Finn turned away. Unabashed, Poe watched the minute changes in his facial features. A worrying lip, a thick swallow, a deepening of his gaze. “I don’t deserve to wear this jacket. _Truth._ ”

Poe sucked in a breath to retort, but Finn lightly squeezed his wrists. But he had to do _something_ , so he slipped a wrist out of Finn’s hold and grasped his hand, twining their fingers together.

“I didn’t want to join the Resistance. I don’t even know why I—why I saved you. It seemed like the right thing at the time. Rey didn’t have to face Snoke. She didn’t have to face Kylo Ren. She could still be living peacefully on Jakku if I’d never run into her in Niima Outpost. If I hadn’t—if I hadn’t babied Slip, maybe he would have learned how to _run_ without _falling_ all the time.”

Poe traced a thumb over the back of Finn’s hand. 

“You said I’m a _good man_ , but I’m not. I’m a coward who runs at the first sight of danger. My master plan of action gets people killed. I can’t even destroy a canon.” Finn then squeezed Poe’s hand so tight it hurt, his knuckled bunched against Finn’s, but it felt good—it felt like living. “Truth: I really like holding your hand.”
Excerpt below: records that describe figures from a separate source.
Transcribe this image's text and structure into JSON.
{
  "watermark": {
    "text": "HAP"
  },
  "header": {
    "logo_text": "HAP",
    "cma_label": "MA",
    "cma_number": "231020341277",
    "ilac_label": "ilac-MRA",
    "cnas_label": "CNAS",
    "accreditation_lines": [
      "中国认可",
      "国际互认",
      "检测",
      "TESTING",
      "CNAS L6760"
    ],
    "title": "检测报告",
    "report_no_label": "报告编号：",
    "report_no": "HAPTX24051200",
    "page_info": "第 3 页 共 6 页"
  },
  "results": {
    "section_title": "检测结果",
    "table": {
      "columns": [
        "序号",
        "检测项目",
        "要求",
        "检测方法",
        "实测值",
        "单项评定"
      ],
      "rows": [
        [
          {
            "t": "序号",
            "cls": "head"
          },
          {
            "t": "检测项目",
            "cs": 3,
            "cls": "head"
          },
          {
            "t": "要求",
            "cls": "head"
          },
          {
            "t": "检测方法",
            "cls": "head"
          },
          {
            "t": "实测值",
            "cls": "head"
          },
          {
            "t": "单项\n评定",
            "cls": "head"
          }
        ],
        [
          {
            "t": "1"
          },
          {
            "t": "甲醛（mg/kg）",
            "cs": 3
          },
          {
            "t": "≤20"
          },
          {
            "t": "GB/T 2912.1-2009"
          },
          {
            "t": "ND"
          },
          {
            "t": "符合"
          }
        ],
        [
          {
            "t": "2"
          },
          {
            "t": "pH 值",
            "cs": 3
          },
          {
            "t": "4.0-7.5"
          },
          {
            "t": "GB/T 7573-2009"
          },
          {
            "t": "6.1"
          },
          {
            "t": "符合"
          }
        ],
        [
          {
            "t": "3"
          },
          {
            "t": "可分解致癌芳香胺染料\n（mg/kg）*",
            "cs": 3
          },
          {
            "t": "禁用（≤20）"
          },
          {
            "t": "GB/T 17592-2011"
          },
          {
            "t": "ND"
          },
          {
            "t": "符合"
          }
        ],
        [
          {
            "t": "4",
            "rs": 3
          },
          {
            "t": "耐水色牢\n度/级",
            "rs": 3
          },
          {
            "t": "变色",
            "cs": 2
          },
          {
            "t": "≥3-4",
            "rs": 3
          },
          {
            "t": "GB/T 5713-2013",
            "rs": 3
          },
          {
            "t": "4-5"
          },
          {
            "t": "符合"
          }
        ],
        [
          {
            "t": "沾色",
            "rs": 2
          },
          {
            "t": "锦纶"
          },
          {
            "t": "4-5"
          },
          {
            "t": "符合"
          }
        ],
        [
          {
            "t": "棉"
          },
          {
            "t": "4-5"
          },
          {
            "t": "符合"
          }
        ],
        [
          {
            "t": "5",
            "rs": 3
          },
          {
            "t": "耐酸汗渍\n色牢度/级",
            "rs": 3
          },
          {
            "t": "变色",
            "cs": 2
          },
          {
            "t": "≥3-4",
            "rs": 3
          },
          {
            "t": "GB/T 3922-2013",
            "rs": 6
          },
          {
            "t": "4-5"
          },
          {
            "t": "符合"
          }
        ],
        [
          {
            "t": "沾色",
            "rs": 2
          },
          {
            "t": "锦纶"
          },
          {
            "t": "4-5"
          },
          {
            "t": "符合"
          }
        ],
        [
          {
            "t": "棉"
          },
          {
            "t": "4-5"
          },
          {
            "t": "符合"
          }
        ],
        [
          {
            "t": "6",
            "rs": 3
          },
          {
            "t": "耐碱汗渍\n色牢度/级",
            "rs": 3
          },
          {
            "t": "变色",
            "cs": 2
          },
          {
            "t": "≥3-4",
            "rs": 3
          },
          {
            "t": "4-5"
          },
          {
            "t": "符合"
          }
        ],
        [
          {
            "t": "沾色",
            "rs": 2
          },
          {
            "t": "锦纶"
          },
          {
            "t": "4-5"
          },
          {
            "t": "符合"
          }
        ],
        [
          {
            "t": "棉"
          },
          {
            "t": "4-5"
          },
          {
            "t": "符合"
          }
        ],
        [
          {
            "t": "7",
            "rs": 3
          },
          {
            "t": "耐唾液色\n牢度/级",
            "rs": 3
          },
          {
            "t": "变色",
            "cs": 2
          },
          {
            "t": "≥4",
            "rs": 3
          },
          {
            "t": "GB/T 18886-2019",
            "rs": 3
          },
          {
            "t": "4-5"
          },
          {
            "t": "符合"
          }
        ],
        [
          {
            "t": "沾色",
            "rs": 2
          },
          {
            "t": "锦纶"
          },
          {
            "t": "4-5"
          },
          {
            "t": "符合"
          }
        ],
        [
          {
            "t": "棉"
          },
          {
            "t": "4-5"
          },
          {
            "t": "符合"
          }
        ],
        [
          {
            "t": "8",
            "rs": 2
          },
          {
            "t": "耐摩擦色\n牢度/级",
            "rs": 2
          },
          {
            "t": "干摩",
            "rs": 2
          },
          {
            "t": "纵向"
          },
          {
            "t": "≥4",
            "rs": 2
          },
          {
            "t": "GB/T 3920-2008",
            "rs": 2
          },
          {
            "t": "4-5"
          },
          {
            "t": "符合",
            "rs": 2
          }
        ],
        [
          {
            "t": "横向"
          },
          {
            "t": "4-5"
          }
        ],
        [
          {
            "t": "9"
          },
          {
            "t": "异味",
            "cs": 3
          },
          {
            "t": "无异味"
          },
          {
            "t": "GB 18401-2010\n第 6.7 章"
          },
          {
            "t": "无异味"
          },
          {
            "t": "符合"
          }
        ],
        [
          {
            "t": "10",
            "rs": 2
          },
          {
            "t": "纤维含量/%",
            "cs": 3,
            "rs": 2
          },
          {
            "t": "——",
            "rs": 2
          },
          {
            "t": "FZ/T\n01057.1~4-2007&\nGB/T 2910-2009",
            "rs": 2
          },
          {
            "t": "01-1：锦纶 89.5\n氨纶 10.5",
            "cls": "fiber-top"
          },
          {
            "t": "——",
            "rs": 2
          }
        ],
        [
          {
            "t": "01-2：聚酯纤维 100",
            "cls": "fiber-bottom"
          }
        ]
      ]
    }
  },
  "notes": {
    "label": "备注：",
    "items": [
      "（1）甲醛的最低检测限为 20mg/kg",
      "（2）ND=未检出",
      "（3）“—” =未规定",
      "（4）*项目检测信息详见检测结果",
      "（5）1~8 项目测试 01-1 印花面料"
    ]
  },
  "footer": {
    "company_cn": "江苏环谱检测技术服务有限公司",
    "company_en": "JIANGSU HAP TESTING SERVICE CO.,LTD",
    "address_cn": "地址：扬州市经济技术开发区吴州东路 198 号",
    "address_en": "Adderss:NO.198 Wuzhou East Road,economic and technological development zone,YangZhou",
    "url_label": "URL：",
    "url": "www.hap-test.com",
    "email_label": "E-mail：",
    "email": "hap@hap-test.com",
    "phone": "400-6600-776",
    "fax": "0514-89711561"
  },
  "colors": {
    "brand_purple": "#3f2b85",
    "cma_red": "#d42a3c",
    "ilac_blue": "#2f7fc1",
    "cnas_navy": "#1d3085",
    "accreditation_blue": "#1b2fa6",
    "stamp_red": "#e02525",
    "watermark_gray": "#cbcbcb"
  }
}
Startled by the nonchalance, Poe barked out in laughter. Finn flinched, moving to tug away his hand, but Poe not only kept the hold but pulled Finn toward him until they embraced. With Poe still sitting and Finn crouched before him, his back ached and Finn could barely returned the hold. Poe held the back of his hand and touched cheek to cheek, whispering into his ear, “Finn...”

“Yeah?”

He wanted to say, _You’re beautiful._ But Finn had kissed Rose. It wasn’t his place. “You’re terrible at this game. I’m supposed to guess which ones are the truth and which one is the lie.”
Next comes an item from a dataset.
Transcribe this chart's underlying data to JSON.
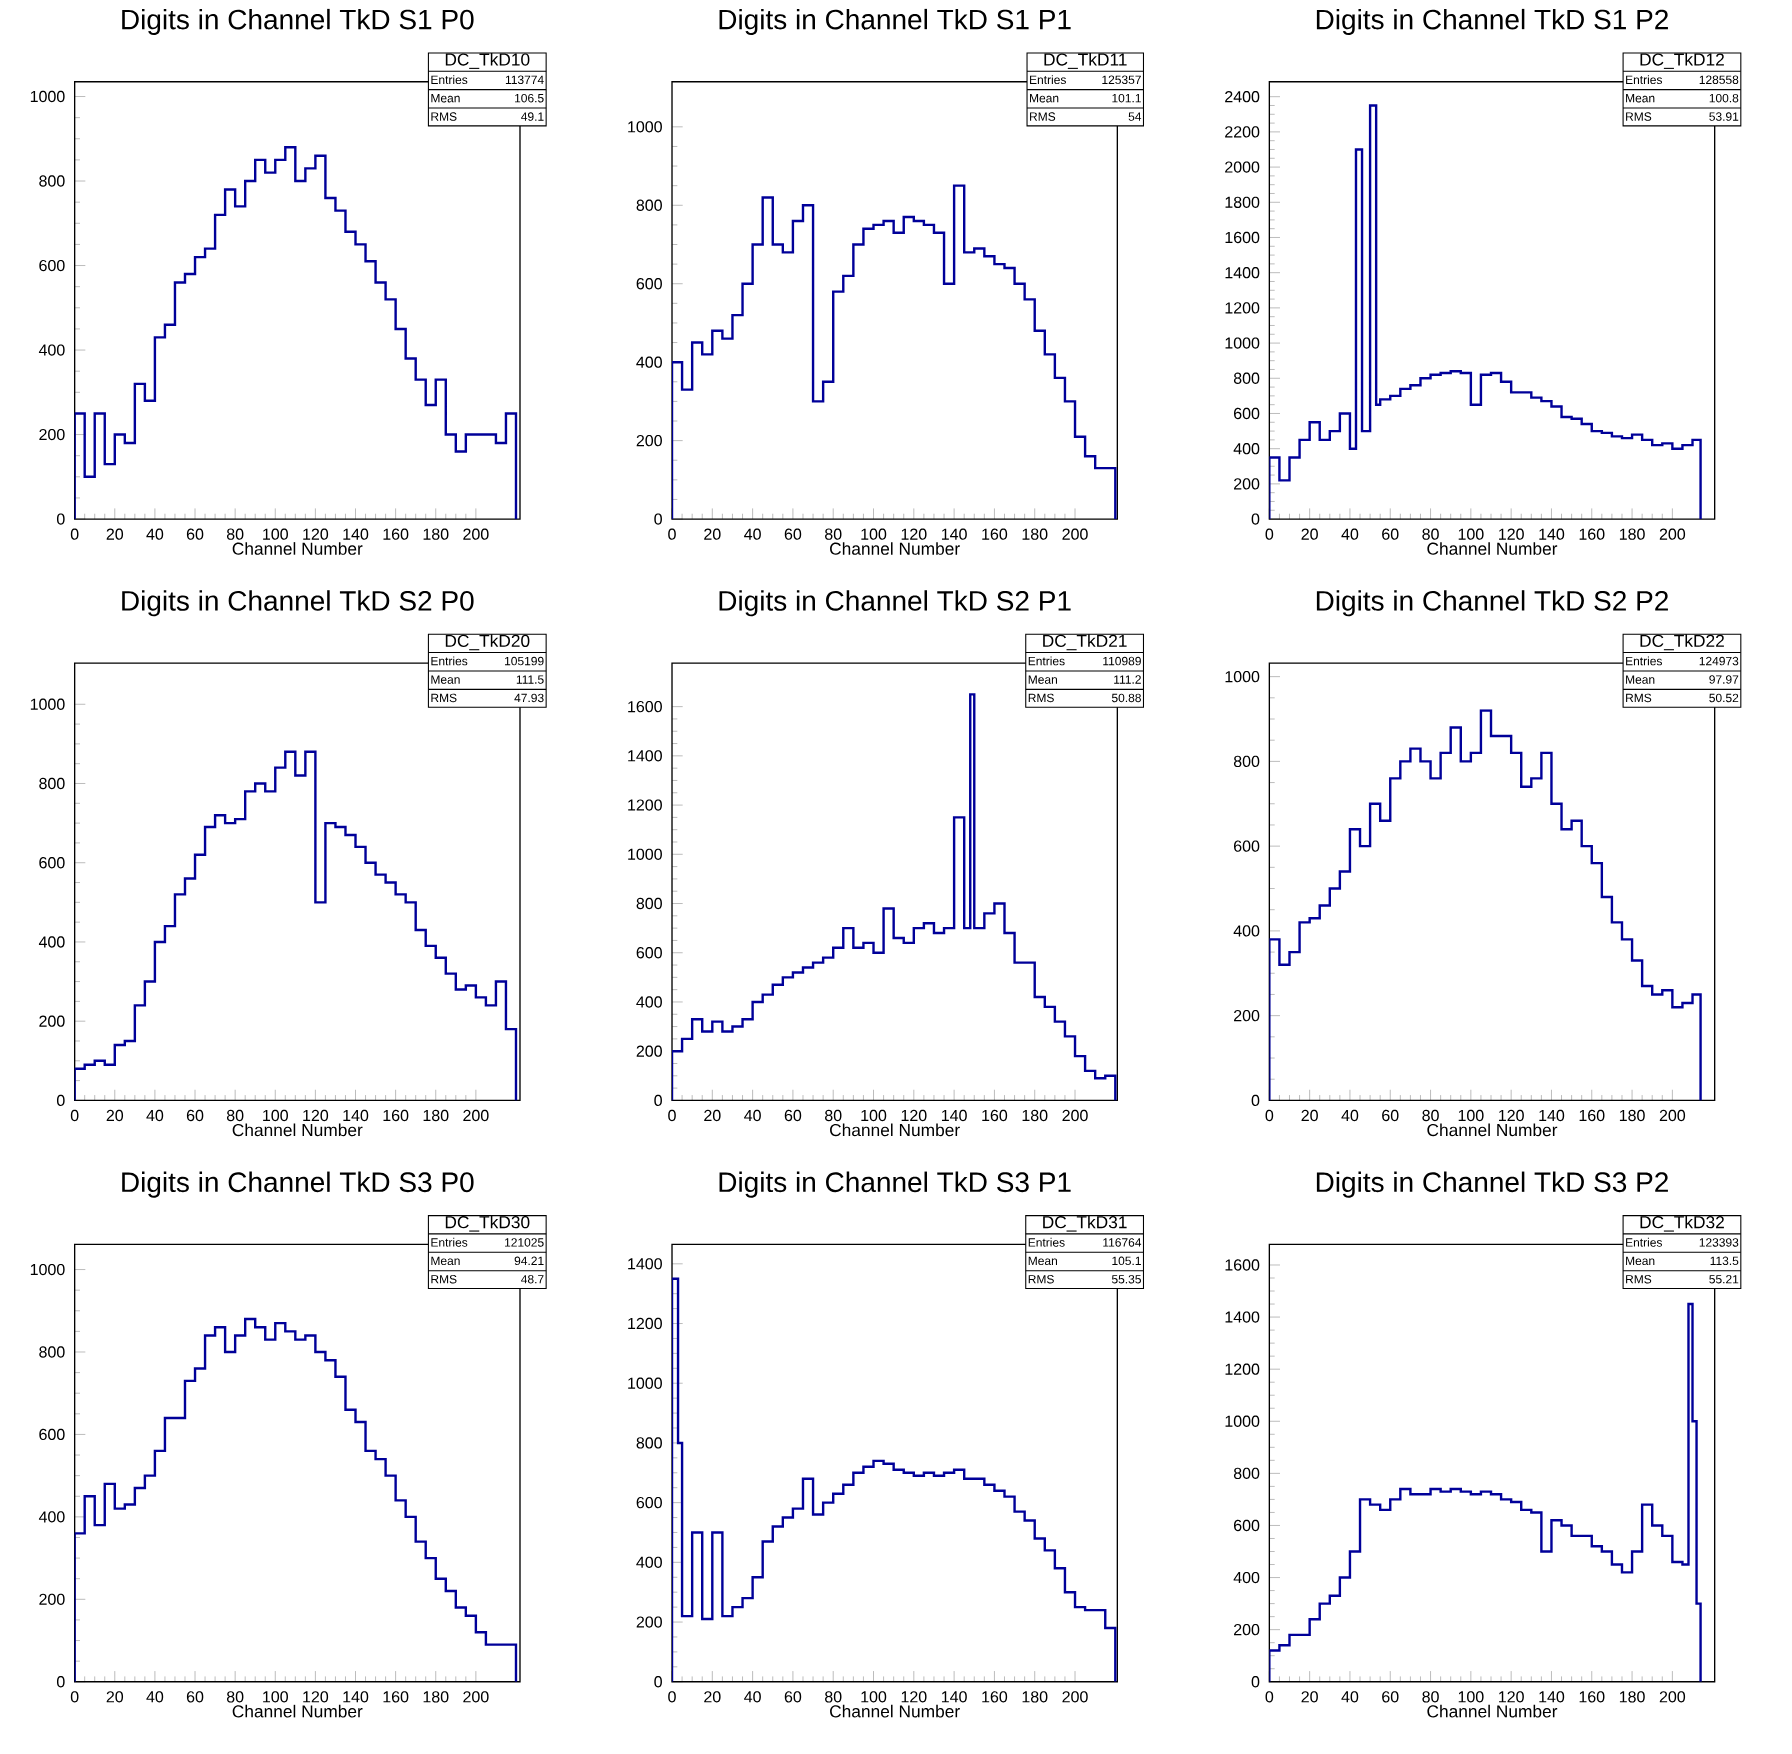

“All right,” said Finn, considering. “I kissed Rose. How about that? Better.” Soon Finn pulled away. With him, the warmth disappeared. “Did you find anywhere comfortable to sleep?”

“ ‘Comfortable,’ no. ‘Anywhere,’ yes. A walkway right next to the shield generator.”

Finn’s mouth quirked, the angle neither turned toward a smile nor a frown. “I better head back,” he said. “Rose might...”

 _Awaken_. An intricate knot tightened in him. It hadn’t been that long ago since Poe had been eager to rush to Finn’s bedside, hoping he’d be there when Finn woke up. He had it all planned out: The sewed up jacket, a haunting though poetic reccount of Starkiller Base, a throughout debrief of Rey's whereabouts with maybe even a personalized holographic message from Rey herself. But none of that had happened, not as Poe had planned it, at least. 

Finn would finally have that reunion for the ages. But not with Poe.

Poe scratched roughly at his scalp. He’d contemplated for too long. “Try to get some rest,” he said, avoiding Finn’s warm gaze at all costs. “It’s been a long week.”

~*~

A little pressure on his shoulder urged Poe’s out of his dreamless slumber. He slipped his jacket off his face, a little mask to hide his eyes from the blinking light that went off not long after he returned to the walkway. First thing he saw being rid of the curtain of darkness was Finn crouching over him — a sleepy-eyed Finn deprived of a good night’s rest, rumpled and seeming sad over being awake, waking Poe up by bracing over him.

Poe wouldn’t be opposed to getting used to this.

“Hey, bud—” A yawn cut Poe off, and he slapped a hand over his mouth before Finn got a whiff of however Poe’s breath smelled right then. Rubbing his eyes, he said, “Trying again, now: Hey, buddy. What brings you ‘round these parts?”

Finn’s thumb worked a line over a grove in Poe’s jacket. He’d never removed his hand. Poe’s shoulder burned. “Couldn’t sleep,” said Finn.

Poe murmured.

“Can I... Is it okay if I—?”

Finn looked over at the little space beside Poe, a tight squeeze between him and the wall. Poe smiled. “Come on, buddy. There’s room.”